The goal of this post is to provide a summary of machine learning essentials for beginners, enthousiasts, and professionals with implementation examples in the CG industry.
Supervised learning algorithms
Where data is labeled and models can be scored by comparing prediction from fact, we speak of supervised learning algorithms.
Where a target value is a linear mathematical combination of feature values, we speak of regression models.
This can be used for example with predicting shot bid days, render times, or samples settings on renders.
I.a Singular linear regression
Before we look into the practice, taking a closer look at the math gives us a better understanding of what the model is trying to achieve.
A linear function is defined as:
$$ f(x) = ax + b $$
Where a controls the slope and b controls the position on the y-axis, a regression model tries to find these variables based on the given features X and known target values y.
We can verify the model by plotting a prediction line and write out the formula using the predicted coefficient and intercept.
I.b Multiple linear regression
In reality, there will rarely be one feature datasets, but dozens if not hundreds of features. In this case we speak of multiple linear regression
$$ f(x) = a_0 x_0 + a_1 x_1 + a_2 x_2 + …+ a_i x_i + b $$
Visualising two feature trends relative to a target can still easily be done with a 3d plot, but as previously mentioned most likely we will have to deal with datasets with much greater feature counts.
At the same time, trends often won’t be linear, in this case we speak of polynomial regression.
$$ f(x) = a_0 x_0^n + a_1 x_1^n + a_2 x_2^n + …+ a_i x_i^n + b $$
Wether trends are linear or not, we can continue using the linear regression model by creating nonlinear trends as new polynomial features using either the provided function or by creating them manually.
The benefit of supervised learning models is the ability to validate the models, and there are several metrics available to us to do so.

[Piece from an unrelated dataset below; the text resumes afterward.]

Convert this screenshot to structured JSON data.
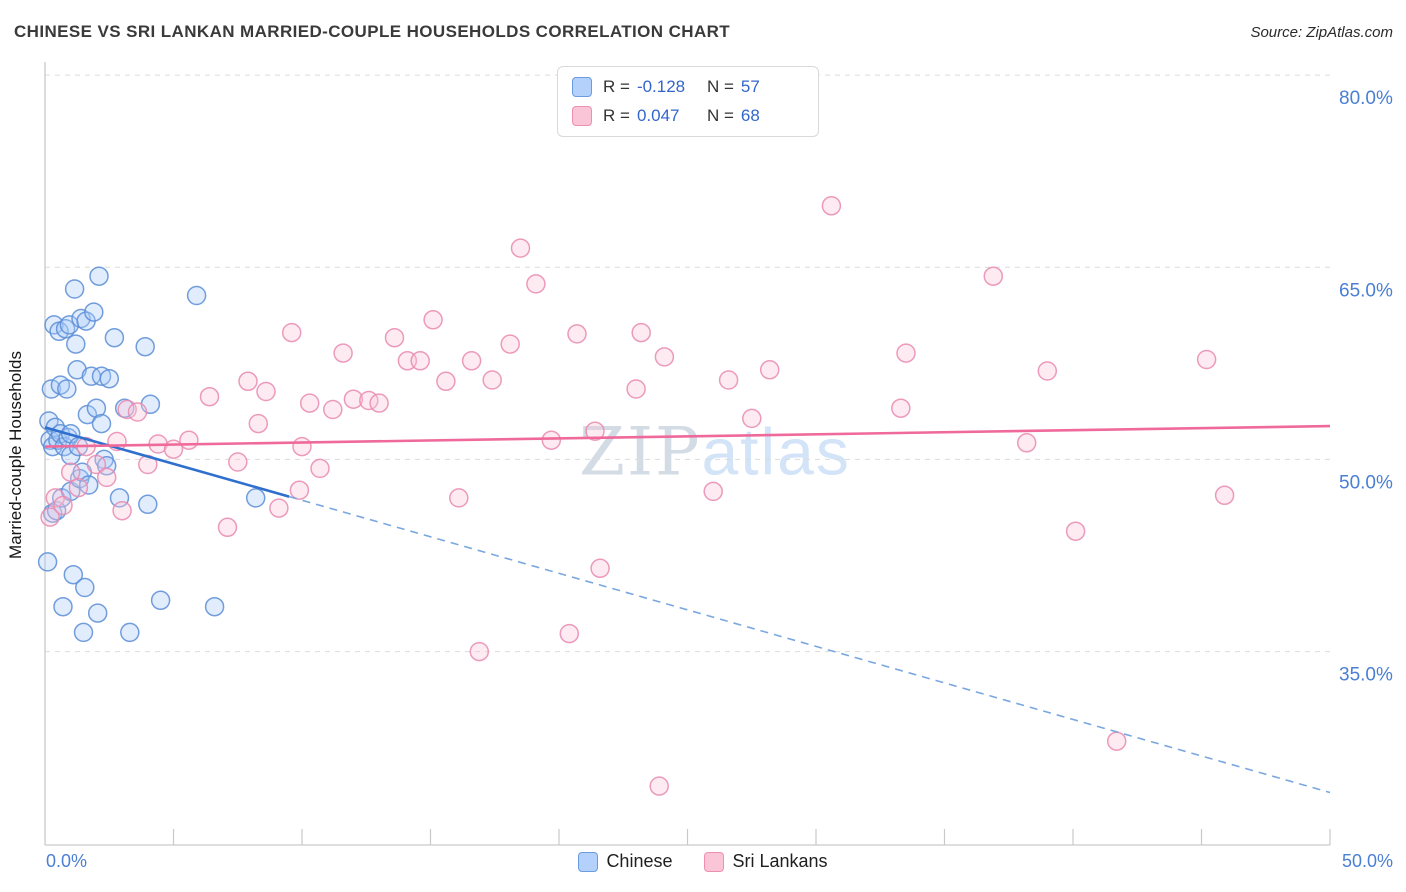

MAE: the mean absolute value of the difference between prediction and actual
MSE: the mean squared difference of prediction and actual
Preparing data is equally as important as setting up our models, so before we can run any models we need to run a couple of steps:
Rescaling data between 0 and 1 makes the training less sensitive to the scale of features so we can solve for better coefficients.
For example, samples settings usually lie between 32spp to 1024spp, while pixelcounts can go as high as 8 million pixels.
Shifting the distribution to have a mean of 0 and a standard deviation of 1 unit variance is useful for attributes that rely on the distribution of their values.
The connection between features and target isn’t always linear but in a higher order. We can add polynomial features to specific degrees.
Some features hide in plain sight. Understanding your data can highlight connections between features, or show the necessity of transforming your data into new features.
For example, the total amount of primary rays from the pixel- and camera samples count, or colorspace transformation into HSV features.